The J-RD Registry, maintained by the Japanese Retina and Vitreous Society, is a private database. It encompasses records of retinal detachment (RD) surgeries performed from February 2016 to March 2017. For each surgery, the registry contains comprehensive patient details along with in-depth data regarding the underlying cause and nature of RD, the surgical approach employed, and the resulting surgical outcomes. Essential among the surgical outcome data are postoperative visual acuity measurements at 1, 3, and 6 months as well as information pertaining to retinal restoration.

The Institutional Review Board of Kagoshima University approved the study (approval no. 140093), and the study was conducted in accordance with the guidelines outlined in the Declaration of Helsinki. The review board waived the requirement for informed consent because of the deidentification of all information within the J-RD Registry database.

Patients and exclusion criteria

The number of cases in the database was 3446, and the details of the patients’ demographics have been published11. In this study, we excluded eyes that underwent scleral buckling and those that were followed up for < 6 months. We also excluded eyes with a history of surgery other than cataract surgery, with macular hole RD, and with hereditary RRD (Fig. 1).

Data collection

We collected the following baseline characteristics: sex, age at the time of surgery, best-corrected visual acuity (BCVA) measured using the logarithm of the minimum angle of resolution scale, intraocular pressure, axial length, lens status, maximum retinal break location, number of retinal breaks, quadrants of RD area, macular status (retinal detachment involved fovea), and proliferative vitreoretinopathy (PVR) grade.

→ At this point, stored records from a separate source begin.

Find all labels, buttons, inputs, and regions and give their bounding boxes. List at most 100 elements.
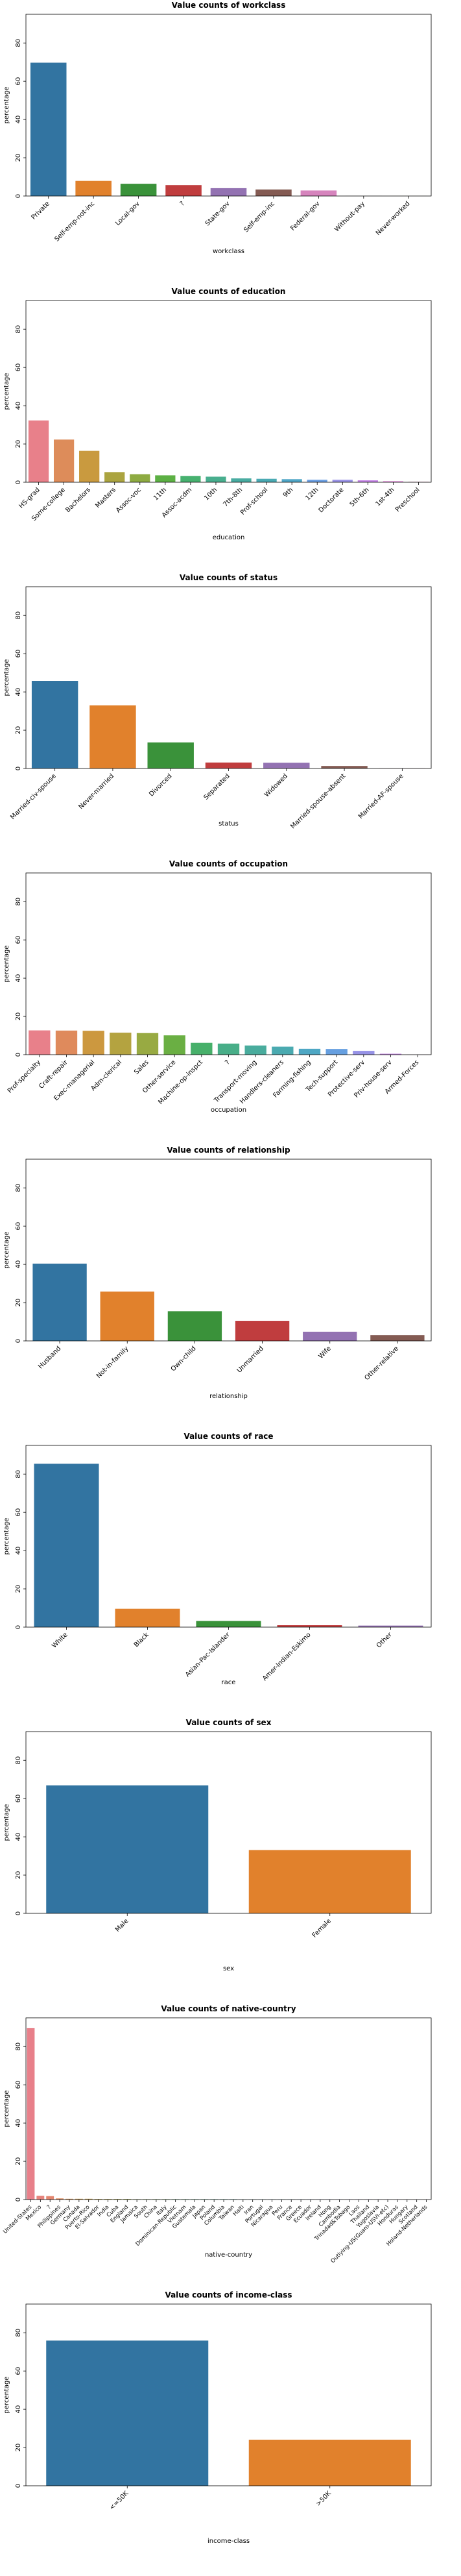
bar-10th [206, 476, 226, 482]
y-tick-label: 0 [15, 2198, 22, 2202]
bar-exec-managerial [83, 1031, 104, 1055]
x-tick-label: Other [375, 1631, 394, 1649]
x-axis-label: status [219, 820, 239, 828]
x-tick-label: Private [30, 200, 51, 221]
y-tick-label: 60 [15, 77, 22, 86]
bar-wife [303, 1332, 357, 1341]
bar-craft-repair [56, 1031, 77, 1055]
bar-assoc-acdm [180, 476, 200, 482]
bar-self-emp-not-inc [75, 181, 112, 196]
y-tick-label: 0 [15, 1339, 22, 1343]
x-tick-label: ? [224, 1059, 231, 1066]
x-axis-label: occupation [211, 1107, 246, 1114]
bar-adm-clerical [110, 1033, 131, 1055]
plot-frame [26, 14, 431, 196]
x-tick-label: Sales [133, 1059, 150, 1076]
y-tick-label: 80 [15, 898, 22, 906]
charts-container: Value counts of workclass 0 20 40 60 80 Privat… [0, 0, 461, 2518]
y-tick-label: 60 [15, 650, 22, 658]
y-tick-label: 80 [15, 611, 22, 620]
y-tick-label: 20 [15, 726, 22, 735]
chart-title: Value counts of sex [186, 1718, 272, 1727]
x-tick-label: Married-civ-spouse [9, 772, 58, 821]
y-tick-label: 60 [15, 2367, 22, 2375]
plot-frame [26, 587, 431, 768]
y-tick-label: 80 [15, 39, 22, 47]
chart-7: Value counts of native-country020406080U… [0, 2004, 461, 2290]
chart-title: Value counts of workclass [172, 1, 286, 10]
bar-other-relative [370, 1335, 424, 1341]
y-tick-label: 0 [15, 767, 22, 770]
x-tick-label: Amer-Indian-Eskimo [261, 1631, 313, 1682]
bar-tech-support [326, 1049, 348, 1055]
y-tick-label: 20 [15, 1012, 22, 1021]
y-tick-label: 40 [15, 1547, 22, 1555]
bar-doctorate [333, 480, 353, 482]
bar-federal-gov [301, 190, 337, 196]
x-axis-label: native-country [205, 2251, 252, 2259]
y-axis-label: percentage [3, 1804, 10, 1841]
x-tick-label: Prof-specialty [6, 1059, 42, 1094]
bar-widowed [263, 763, 309, 768]
x-tick-label: Never-worked [375, 200, 412, 237]
plot-frame [26, 873, 431, 1055]
x-tick-label: Self-emp-not-inc [53, 200, 96, 243]
bar-- [46, 2196, 54, 2200]
x-tick-label: Prof-school [239, 486, 269, 516]
x-tick-label: Male [114, 1917, 130, 1933]
x-tick-label: Self-emp-inc [242, 200, 276, 234]
bar-self-emp-inc [255, 190, 292, 196]
x-tick-label: Federal-gov [289, 200, 321, 232]
y-tick-label: 40 [15, 1833, 22, 1841]
y-tick-label: 80 [15, 1184, 22, 1192]
bar-some-college [54, 439, 74, 482]
x-tick-label: Husband [37, 1345, 62, 1370]
x-tick-label: ? [179, 200, 187, 208]
chart-1: Value counts of education020406080HS-gra… [0, 286, 461, 572]
y-axis-label: percentage [3, 659, 10, 696]
chart-title: Value counts of occupation [169, 859, 288, 868]
bar--50k [249, 2440, 411, 2486]
x-tick-label: HS-grad [18, 486, 41, 509]
x-tick-label: Separated [202, 772, 231, 801]
y-axis-label: percentage [3, 1232, 10, 1269]
bar-amer-indian-eskimo [278, 1625, 342, 1627]
x-tick-label: Not-in-family [95, 1345, 130, 1380]
x-tick-label: 12th [304, 486, 320, 502]
x-tick-label: Own-child [170, 1345, 198, 1373]
y-tick-label: 80 [15, 325, 22, 334]
plot-frame [26, 2018, 431, 2200]
y-tick-label: 20 [15, 2444, 22, 2452]
chart-title: Value counts of relationship [167, 1146, 290, 1155]
y-tick-label: 80 [15, 2042, 22, 2051]
bar-bachelors [79, 451, 99, 482]
bar-5th-6th [358, 480, 378, 482]
chart-title: Value counts of income-class [165, 2290, 292, 2300]
x-tick-label: >50K [315, 2490, 333, 2508]
bar-state-gov [211, 188, 247, 196]
chart-0: Value counts of workclass020406080Privat… [0, 0, 461, 286]
bar-other-service [164, 1035, 185, 1055]
x-axis-label: education [213, 534, 245, 541]
bar-prof-school [256, 479, 276, 482]
x-tick-label: Divorced [148, 772, 173, 798]
x-tick-label: 11th [152, 486, 168, 502]
x-tick-label: Masters [94, 486, 117, 509]
x-tick-label: Wife [318, 1345, 333, 1360]
x-tick-label: Black [133, 1631, 150, 1649]
y-tick-label: 20 [15, 440, 22, 448]
y-tick-label: 0 [15, 1625, 22, 1629]
y-tick-label: 60 [15, 363, 22, 372]
x-tick-label: <=50K [108, 2490, 130, 2512]
x-tick-label: Assoc-voc [115, 486, 143, 514]
chart-title: Value counts of status [180, 573, 278, 582]
y-tick-label: 80 [15, 1756, 22, 1765]
x-tick-label: Asian-Pac-Islander [184, 1631, 231, 1678]
x-axis-label: relationship [209, 1393, 248, 1400]
bar-sales [137, 1033, 158, 1055]
x-tick-label: Machine-op-inspct [157, 1059, 204, 1106]
bar-never-married [89, 705, 136, 768]
bar-mexico [36, 2196, 44, 2200]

Surgical data included the performance of scleral buckling, the performance of cataract surgery, the operation time, the performance of internal limiting membrane peeling, the performance of drainage retinotomy, and any tamponade agents used. Postoperative clinical data included additional surgeries required for re-detachment during the first 6 months postoperatively and the BCVA at 1, 3, and 6 months postoperatively.

Study endpoints

The primary endpoint was the comparison of postoperative BCVA at 6 months between eyes with and without drainage retinectomy. The secondary endpoints were comparisons of the primary anatomical success rate, the rate of secondary surgery for epiretinal membrane (ERM), and the baseline characteristics between the two groups.

Statistical analysis

The baseline characteristics and surgical procedures were compared between the two groups using the χ2 test or Fisher’s exact test for categorical variables and the t test (parametric data) or Mann–Whitney U test (nonparametric data) for continuous variables. We conducted propensity score matching to evaluate the risk of requiring drainage retinotomy. We used multiple logistic regression models to identify the clinical parameters necessary to produce a propensity score. For each group, we performed propensity score matching using the resulting dataset; 1:1 paired matching was used to eliminate sample size bias, and nearest-neighbor matching with a caliper of 0.1 was used to exclude pairs with disparate propensity scores. After propensity score matching, we compared the surgical outcomes between the two groups using the Wilcoxon–Mann–Whitney test. JMP software version 15.2.0 (SAS Inc., Cary, NC, USA) was used for all statistical analyses, and a P value of < 0.05 was considered statistically significant.